The truth is, to the contrary of what many a audiophile might think, those explosions and that type of sound effects are far more complex signals and therefore more difficult to reproduce than pretty much any music (except for some experimental pieces). Music is relatively clean and simple to reproduce by comparison. The good news is, as you say, not many people care about the fidelity of explosion sounds and the like as opposed to music, because few people have a reference point for that content (how many people have heard what is sounds like when a helicopter smashes into the side of a building as our hero leaps to safety just in time?) However, if a subwoofer can accurately reproduce complex effects sounds, then accurately reproducing many music recordings is relatively easy.

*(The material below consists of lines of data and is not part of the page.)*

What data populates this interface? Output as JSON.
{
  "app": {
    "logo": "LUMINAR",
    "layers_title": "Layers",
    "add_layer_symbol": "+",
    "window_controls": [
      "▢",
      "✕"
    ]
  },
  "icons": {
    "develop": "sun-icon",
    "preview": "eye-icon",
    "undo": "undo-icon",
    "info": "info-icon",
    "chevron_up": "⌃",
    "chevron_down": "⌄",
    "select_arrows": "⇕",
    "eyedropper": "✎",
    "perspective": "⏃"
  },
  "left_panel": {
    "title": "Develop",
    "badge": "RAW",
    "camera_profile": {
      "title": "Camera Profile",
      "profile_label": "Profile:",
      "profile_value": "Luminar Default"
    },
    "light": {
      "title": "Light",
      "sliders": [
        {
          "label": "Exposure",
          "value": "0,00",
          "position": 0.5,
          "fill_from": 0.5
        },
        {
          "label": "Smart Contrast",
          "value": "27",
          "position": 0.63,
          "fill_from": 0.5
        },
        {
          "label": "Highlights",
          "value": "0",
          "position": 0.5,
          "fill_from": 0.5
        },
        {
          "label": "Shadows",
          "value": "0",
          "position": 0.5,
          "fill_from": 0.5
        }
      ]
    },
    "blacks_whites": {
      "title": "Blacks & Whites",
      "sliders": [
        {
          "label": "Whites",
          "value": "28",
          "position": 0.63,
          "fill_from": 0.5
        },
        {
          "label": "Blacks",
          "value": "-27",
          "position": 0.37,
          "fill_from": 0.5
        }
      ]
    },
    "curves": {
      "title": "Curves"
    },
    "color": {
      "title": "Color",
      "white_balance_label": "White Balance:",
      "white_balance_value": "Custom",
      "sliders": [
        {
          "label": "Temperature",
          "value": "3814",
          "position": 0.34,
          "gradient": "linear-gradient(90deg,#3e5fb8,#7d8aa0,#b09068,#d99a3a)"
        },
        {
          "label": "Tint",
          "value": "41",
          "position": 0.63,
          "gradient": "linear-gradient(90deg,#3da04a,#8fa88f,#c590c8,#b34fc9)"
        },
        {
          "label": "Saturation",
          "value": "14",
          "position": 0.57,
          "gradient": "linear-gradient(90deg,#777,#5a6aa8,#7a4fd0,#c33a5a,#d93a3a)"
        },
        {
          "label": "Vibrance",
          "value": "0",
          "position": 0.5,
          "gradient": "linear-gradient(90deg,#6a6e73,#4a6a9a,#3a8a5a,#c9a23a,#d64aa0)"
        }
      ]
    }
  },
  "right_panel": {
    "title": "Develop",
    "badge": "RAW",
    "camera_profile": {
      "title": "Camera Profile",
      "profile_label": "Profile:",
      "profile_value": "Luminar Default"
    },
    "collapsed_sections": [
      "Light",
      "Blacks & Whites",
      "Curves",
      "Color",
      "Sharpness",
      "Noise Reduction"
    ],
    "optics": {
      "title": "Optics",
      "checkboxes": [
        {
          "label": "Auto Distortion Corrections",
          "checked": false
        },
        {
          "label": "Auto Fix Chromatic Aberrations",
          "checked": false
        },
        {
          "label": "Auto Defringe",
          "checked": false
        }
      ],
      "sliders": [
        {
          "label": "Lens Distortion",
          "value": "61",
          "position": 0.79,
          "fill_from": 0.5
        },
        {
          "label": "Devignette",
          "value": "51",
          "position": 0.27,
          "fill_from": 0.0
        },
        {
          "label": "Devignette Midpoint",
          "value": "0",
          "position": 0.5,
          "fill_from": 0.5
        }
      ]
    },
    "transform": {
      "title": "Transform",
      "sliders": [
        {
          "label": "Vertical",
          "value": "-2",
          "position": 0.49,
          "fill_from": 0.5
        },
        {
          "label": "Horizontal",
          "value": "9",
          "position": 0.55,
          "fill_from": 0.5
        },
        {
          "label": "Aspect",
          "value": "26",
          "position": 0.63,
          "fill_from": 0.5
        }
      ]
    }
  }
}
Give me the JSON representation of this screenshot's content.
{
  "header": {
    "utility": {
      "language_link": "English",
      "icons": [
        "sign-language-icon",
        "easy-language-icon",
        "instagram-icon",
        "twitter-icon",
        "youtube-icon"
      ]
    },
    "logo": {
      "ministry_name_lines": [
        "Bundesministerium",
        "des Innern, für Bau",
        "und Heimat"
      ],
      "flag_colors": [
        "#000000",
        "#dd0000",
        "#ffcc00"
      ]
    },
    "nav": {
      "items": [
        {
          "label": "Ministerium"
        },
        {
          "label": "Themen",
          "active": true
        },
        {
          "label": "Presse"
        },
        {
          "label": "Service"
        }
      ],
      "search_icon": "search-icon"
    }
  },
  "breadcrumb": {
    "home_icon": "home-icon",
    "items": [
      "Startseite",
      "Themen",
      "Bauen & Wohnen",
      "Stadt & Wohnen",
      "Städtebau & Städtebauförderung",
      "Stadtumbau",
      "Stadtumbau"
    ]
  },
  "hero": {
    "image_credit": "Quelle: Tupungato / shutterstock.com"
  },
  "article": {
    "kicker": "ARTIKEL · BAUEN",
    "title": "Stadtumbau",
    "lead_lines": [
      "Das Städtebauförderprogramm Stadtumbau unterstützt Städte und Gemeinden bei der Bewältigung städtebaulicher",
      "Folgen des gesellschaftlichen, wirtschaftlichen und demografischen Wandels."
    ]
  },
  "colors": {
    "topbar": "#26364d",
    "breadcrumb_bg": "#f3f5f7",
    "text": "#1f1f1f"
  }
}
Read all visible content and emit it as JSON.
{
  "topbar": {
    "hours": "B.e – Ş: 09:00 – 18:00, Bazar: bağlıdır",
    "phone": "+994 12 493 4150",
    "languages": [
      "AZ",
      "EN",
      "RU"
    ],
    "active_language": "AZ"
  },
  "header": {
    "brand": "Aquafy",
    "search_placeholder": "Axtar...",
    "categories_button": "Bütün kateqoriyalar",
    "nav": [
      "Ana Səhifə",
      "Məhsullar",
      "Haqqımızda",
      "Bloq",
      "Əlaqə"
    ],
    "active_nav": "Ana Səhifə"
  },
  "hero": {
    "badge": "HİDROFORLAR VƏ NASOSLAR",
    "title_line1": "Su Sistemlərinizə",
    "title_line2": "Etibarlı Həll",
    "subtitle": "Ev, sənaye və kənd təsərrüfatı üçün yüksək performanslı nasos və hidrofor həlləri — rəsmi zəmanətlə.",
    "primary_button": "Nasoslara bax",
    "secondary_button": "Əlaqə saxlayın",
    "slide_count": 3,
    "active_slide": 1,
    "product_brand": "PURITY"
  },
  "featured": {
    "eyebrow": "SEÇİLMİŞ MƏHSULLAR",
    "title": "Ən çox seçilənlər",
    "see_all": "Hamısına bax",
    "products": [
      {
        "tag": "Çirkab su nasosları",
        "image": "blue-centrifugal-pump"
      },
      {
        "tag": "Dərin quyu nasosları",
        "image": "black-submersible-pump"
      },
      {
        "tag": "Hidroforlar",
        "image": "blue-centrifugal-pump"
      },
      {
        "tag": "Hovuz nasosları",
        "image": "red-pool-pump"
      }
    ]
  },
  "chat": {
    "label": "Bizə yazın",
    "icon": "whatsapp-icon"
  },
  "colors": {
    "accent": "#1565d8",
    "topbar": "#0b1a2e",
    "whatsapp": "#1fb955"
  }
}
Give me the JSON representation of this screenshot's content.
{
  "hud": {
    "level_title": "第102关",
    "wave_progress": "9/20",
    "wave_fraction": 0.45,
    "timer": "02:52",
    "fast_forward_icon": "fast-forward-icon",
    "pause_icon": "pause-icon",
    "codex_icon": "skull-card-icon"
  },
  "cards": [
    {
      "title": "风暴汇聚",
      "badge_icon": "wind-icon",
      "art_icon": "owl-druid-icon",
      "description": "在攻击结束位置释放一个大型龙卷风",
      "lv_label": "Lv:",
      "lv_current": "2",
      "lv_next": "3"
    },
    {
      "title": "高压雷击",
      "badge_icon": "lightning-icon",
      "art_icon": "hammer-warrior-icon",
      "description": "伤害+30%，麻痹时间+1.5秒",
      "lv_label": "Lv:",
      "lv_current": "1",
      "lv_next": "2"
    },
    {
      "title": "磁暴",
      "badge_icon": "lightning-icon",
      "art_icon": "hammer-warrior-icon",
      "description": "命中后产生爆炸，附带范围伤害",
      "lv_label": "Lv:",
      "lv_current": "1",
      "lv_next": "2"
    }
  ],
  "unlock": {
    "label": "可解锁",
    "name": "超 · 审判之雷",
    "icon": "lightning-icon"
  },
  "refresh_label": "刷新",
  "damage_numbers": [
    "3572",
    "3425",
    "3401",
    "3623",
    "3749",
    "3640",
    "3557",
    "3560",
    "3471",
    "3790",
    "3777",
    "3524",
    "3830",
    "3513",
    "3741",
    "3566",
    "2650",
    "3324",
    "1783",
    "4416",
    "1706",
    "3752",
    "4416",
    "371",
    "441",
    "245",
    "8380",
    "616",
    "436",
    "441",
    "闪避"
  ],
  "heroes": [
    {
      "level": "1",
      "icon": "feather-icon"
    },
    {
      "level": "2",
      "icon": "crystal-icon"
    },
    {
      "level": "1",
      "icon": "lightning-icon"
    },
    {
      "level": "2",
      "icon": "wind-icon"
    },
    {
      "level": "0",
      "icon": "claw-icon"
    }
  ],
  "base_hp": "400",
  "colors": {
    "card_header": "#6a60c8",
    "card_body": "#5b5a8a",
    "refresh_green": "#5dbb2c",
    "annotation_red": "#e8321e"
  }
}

I think Rythmik's marketing is banking on audiophile's prejudices against bass reflex designs, and I wouldn't take their claims that sealed is better for music very seriously. I would love to see a properly setup blind test of people trying to differentiate a ported sub against a sealed sub when the frequency response is the same. I think in laboratory level test conditions that a person with healthy hearing might be able to tell the difference with content that has port-generated frequencies and driver-generated frequencies simultaneously, because the port-generated sound is one cycle behind the driver, but only under exacting test conditions with the right content might that be possible. The thing is, most music does not even use port output very much, because that is the low end of a sub's response, so to say that sealed subwoofer X is better for music than ported sub Y is pure imagination, so long as the ported sub is properly tuned, and the port generated sound lay below typical music content, which is the case for all of these subs tuned in the 20 Hz range.
What's worse is that music which does use deep frequencies will be more distorted in a sealed design, if everything else is equal. The ports greatly alleviate the driver's need for excursion. The more excursion, the more distortion, especially as the voice coil nears the edge of the gap or as the suspension begins to tense up. I would much rather have a tad more group delay than a gob more harmonic distortion.